Sus ojos, si eran ojos, eran dos carbones encendidos en la penumbra. El Trono ardiente habló, y el sonido fue fuego en la garganta de los Guardianes:
—Tanto viento para tan poca llama.
Manuela avanzó, su bastón un ancla que frenaba el miedo. Giró en círculos, dejando que el viento se arremolinara a su alrededor, bailando en las hondas turquesas de su chubasquero envejecido.
—No eres bienvenido. Esta ciudad no será tu fragua.
El Trono sonrió, o imitó una sonrisa. Unas llamas azules reptaron por su brazo, y al tocar el acero, la torre entera se iluminó como una columna de magma.
Jakub, Pavel, y las dos mujeres formaron el círculo. Nadia cerró los ojos y se dejó llevar por los susurros del viento. A su alrededor se formaron pequeñas danzas de escombros y restos de papeles; una tormenta menor que buscaba imitar la furia ancestral.
El Trono se puso de pie, extendiendo sus brazos como si contuviese tantas alas como llamas. El asfalto empezó a rajar; de las grietas surgieron figuras, cuadros hechos de sombra y brasas, y cada una representaba un miedo antiguo de los Guardianes: la sequía, la peste, la pérdida.
Mas los Guardianes cantaron. No era un canto melodioso, sino un murmullo brutal, hecho de sílabas roncas y promesas fracturadas. Cada palabra servía de faro y cada respiración convocaba un viento más potente. El círculo giraba, la energía fluyendo de uno a otro, formando una espiral ascendente, llevando consigo la oscuridad y el hedor del fuego ajeno.

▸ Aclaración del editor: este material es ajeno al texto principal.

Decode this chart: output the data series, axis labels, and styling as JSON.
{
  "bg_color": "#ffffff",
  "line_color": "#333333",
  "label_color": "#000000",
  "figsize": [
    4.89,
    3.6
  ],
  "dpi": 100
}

Nadia sintió el viento atravesarla. Sintió su memoria, su hambre de libertad, su deseo de proteger. Sintió también la soledad de ser un Guardián; pero entrelazado a ese dolor, estaba su deber.
El Trono ardiente rugió. Sus llamas crecieron, azotadas por el vendaval, guerreando contra la tempestad invocada por el círculo. Chispas volaban, el aire se electrificaba, y la torre entera empezó a temblar. Por un momento, todo pareció fundirse: el fuego gritó, el viento aulló, y la ciudad entera contenía la respiración. Un crescendo de poder vibró en cada luz, cada gota de lluvia pendiente, cada latido de corazón escondido tras las paredes.
Y entonces, la voz de Nadia —o la voz del viento a través de Nadia— pronunció la palabra final, la que no era ni idioma ni orden, sino ruptura. El círculo se cerró, y la tempestad barrió el fuego, arrastrándolo a los confines donde los Tronos nacen y mueren y renacen.
La torre quedó muda. El viento exhausto meció despacio los papeles y la ceniza. El fuego, privado de su trono, fue nada más que recuerdo.
Los Guardianes se encorvaron, cansados, pero la ciudad no era la misma. El viento, ahora, no traía sólo promesas; traía advertencias y, tal vez, el susurro de un futuro donde el fuego y el viento no fueran enemigos, sino aliadas fuerzas que, algún día, aprenderían a cantar juntas bajo las azoteas.
Nadia, temblando y eléctrica, miró a sus compañeros y supo que el amanecer llegaría sin llamaradas, pero no sin cicatrices. Esta noche, la ciudad aún respiraba por voluntad del viento.